— Ты разрушил пещеру, — сказал Кастиан, когда оглушительный шум, доносящийся сверху, наконец стих, и звуки слов стало можно разобрать.
— Да, — согласился я, хотя вопросом это не было.
— Ты хоть понимаешь, что твоя сила там все сейчас пропитала⁈ Что кто угодно сможет снять ее отпечаток и тебя найти⁈
— Ну, не совсем…
— Что не совсем⁈ — перебил он. — После такого выброса дикой магии отпечаток сможет взять даже самый бесталанный подмастерье имперских ищеек… Ну, или кто-нибудь из демонопоклонников — маги среди них точно есть.
— Когда я сказал «не совсем», то имел в виду, что скоро снимать отпечатки будет не с чего, — пояснил я, и понимая, что Кастиан не собирается оставлять эту тему, предупреждающей поднял руку и повел взглядом в сторону освобожденной троицы. Они слушали наш разговор с широко раскрытыми глазами, даже не пытаясь притворяться незаинтересованными.
— Сейчас вы дадите мне клятву именем Пресветлой Хеймы, что никому и никогда, ни при каких обстоятельствах, не сообщите о том, чему сегодня были и еще будете свидетелями, если только я сам лично не освобожу вас от этой клятвы, — сказал я им. Потом вспомнил, какое условие ставила мне Далия, и поправился: — Дадите клятву двумя именами — Пресветлой Хеймы и Восставшего из Бездны.
Конечно, вряд ли кто-то из этих троих подвергнется фатальному воздействию демонической скверны, превратится в одержимого, выживет, доберется до земель Темного Юга и поклянется в верности богу демонов, но все же небольшой шанс этого был.
Судя по моментальной гримасе, Кастиана моя поправка про демонического бога удивила, а вот троицу — нет. Впрочем, видно было, что они все еще находились в состоянии шока от того, как резко переменилась их судьба. В сравнении с этим требование двойной клятвы было мелочью.

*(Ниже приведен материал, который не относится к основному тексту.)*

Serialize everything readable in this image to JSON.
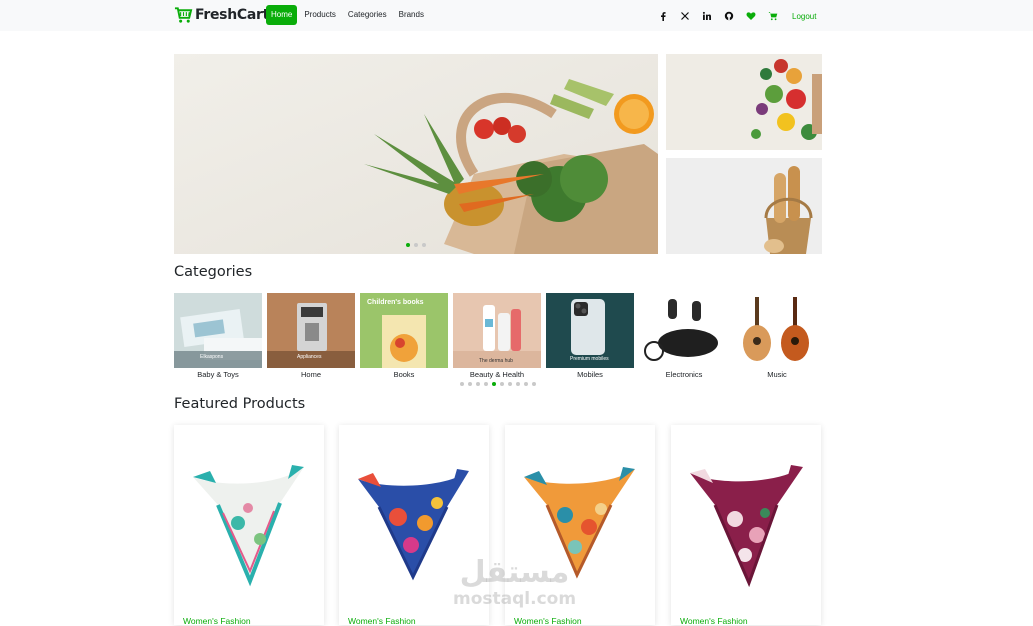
{
  "navbar": {
    "brand": "FreshCart",
    "links": [
      "Home",
      "Products",
      "Categories",
      "Brands"
    ],
    "active_link": "Home",
    "social_icons": [
      "facebook-icon",
      "x-twitter-icon",
      "linkedin-icon",
      "github-icon"
    ],
    "logout": "Logout"
  },
  "hero": {
    "slides_total": 3,
    "active_slide": 1
  },
  "categories": {
    "title": "Categories",
    "items": [
      {
        "label": "Baby & Toys",
        "caption": "Elkaspons"
      },
      {
        "label": "Home",
        "caption": "Appliances"
      },
      {
        "label": "Books",
        "caption": "Children's books"
      },
      {
        "label": "Beauty & Health",
        "caption": "The derma hub"
      },
      {
        "label": "Mobiles",
        "caption": "Premium mobiles"
      },
      {
        "label": "Electronics",
        "caption": ""
      },
      {
        "label": "Music",
        "caption": ""
      }
    ],
    "pages_total": 10,
    "active_page": 5
  },
  "featured": {
    "title": "Featured Products",
    "products": [
      {
        "category": "Women's Fashion"
      },
      {
        "category": "Women's Fashion"
      },
      {
        "category": "Women's Fashion"
      },
      {
        "category": "Women's Fashion"
      }
    ]
  },
  "watermark": {
    "arabic": "مستقل",
    "latin": "mostaql.com"
  },
  "colors": {
    "accent": "#0aad0a",
    "navbar_bg": "#f8f9fa",
    "text": "#212529"
  }
}
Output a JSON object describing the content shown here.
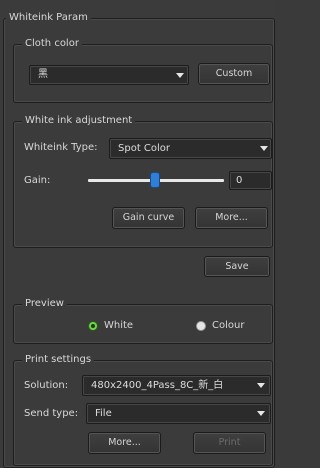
{
  "window": {
    "title": "Whiteink Param"
  },
  "cloth": {
    "legend": "Cloth color",
    "selected": "黑",
    "custom_label": "Custom"
  },
  "white_ink": {
    "legend": "White ink adjustment",
    "type_label": "Whiteink Type:",
    "type_value": "Spot Color",
    "gain_label": "Gain:",
    "gain_value": "0",
    "gain_curve_label": "Gain curve",
    "more_label": "More..."
  },
  "save_label": "Save",
  "preview": {
    "legend": "Preview",
    "white_label": "White",
    "colour_label": "Colour",
    "selected": "White"
  },
  "print_settings": {
    "legend": "Print settings",
    "solution_label": "Solution:",
    "solution_value": "480x2400_4Pass_8C_新_白",
    "send_type_label": "Send type:",
    "send_type_value": "File",
    "more_label": "More...",
    "print_label": "Print"
  },
  "colors": {
    "background": "#3b3b3b",
    "radio_selected": "#6fd34a",
    "slider_handle": "#2f7fd6"
  }
}
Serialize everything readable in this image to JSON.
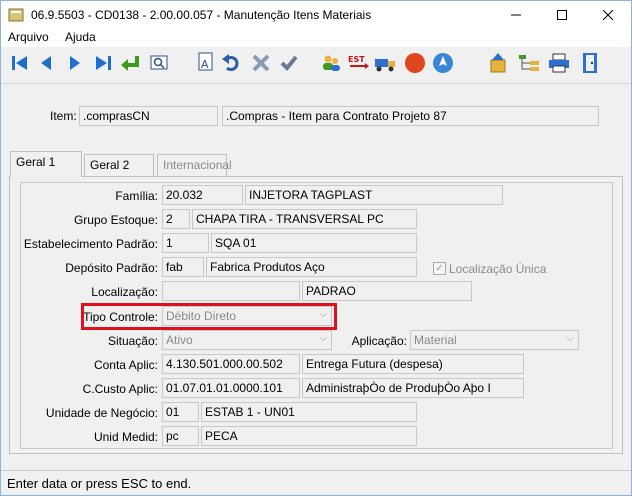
{
  "window": {
    "title": "06.9.5503 - CD0138 - 2.00.00.057 - Manutenção Itens Materiais"
  },
  "menu": {
    "arquivo": "Arquivo",
    "ajuda": "Ajuda"
  },
  "header": {
    "item_label": "Item:",
    "item_code": ".comprasCN",
    "item_desc": ".Compras - Item para Contrato Projeto 87"
  },
  "tabs": [
    {
      "label": "Geral 1"
    },
    {
      "label": "Geral 2"
    },
    {
      "label": "Internacional"
    }
  ],
  "form": {
    "familia": {
      "label": "Família:",
      "code": "20.032",
      "desc": "INJETORA TAGPLAST"
    },
    "grupo_estoque": {
      "label": "Grupo Estoque:",
      "code": "2",
      "desc": "CHAPA TIRA   - TRANSVERSAL  PC"
    },
    "estabelecimento": {
      "label": "Estabelecimento Padrão:",
      "code": "1",
      "desc": "SQA 01"
    },
    "deposito": {
      "label": "Depósito Padrão:",
      "code": "fab",
      "desc": "Fabrica Produtos Aço"
    },
    "localizacao_unica": {
      "label": "Localização Única",
      "checked": true
    },
    "localizacao": {
      "label": "Localização:",
      "code": "",
      "desc": "PADRAO"
    },
    "tipo_controle": {
      "label": "Tipo Controle:",
      "value": "Débito Direto"
    },
    "situacao": {
      "label": "Situação:",
      "value": "Ativo"
    },
    "aplicacao": {
      "label": "Aplicação:",
      "value": "Material"
    },
    "conta_aplic": {
      "label": "Conta Aplic:",
      "code": "4.130.501.000.00.502",
      "desc": "Entrega Futura (despesa)"
    },
    "ccusto_aplic": {
      "label": "C.Custo Aplic:",
      "code": "01.07.01.01.0000.101",
      "desc": "AdministraþÒo de ProduþÒo Aþo I"
    },
    "unidade_negocio": {
      "label": "Unidade de Negócio:",
      "code": "01",
      "desc": "ESTAB 1 - UN01"
    },
    "unid_medid": {
      "label": "Unid Medid:",
      "code": "pc",
      "desc": "PECA"
    }
  },
  "status": {
    "text": "Enter data or press ESC to end."
  },
  "icons": {
    "toolbar": [
      "first-icon",
      "prev-icon",
      "next-icon",
      "last-icon",
      "goto-icon",
      "search-icon",
      "rename-icon",
      "undo-icon",
      "cancel-icon",
      "confirm-icon",
      "users-icon",
      "est-icon",
      "truck-icon",
      "stop-icon",
      "navigate-icon",
      "upload-icon",
      "tree-icon",
      "print-icon",
      "exit-icon"
    ]
  }
}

— Теперь объяснишь, куда денутся твои отпечатки? — спросил Кастиан, когда все клятвы были даны.
— Как только мы отойдем на безопасное расстояние, «душа города» превратит пол пещеры в бездонную яму и все обломки упадут туда, где их не отыщет ни один маг, — объяснил я то, что эта самая «душа» передала мне в виде нескольких последовательных картин и эмоций. Особенно ярко ощущалась ее мстительная радость, сопровождающая образ того, как обломки пещеры будут спускаться все ниже и ниже в слоях мертвой соленой воды и наконец упокоятся на дне подземного моря.
— Если она на такое способна, почему не разрушила пещеру сама?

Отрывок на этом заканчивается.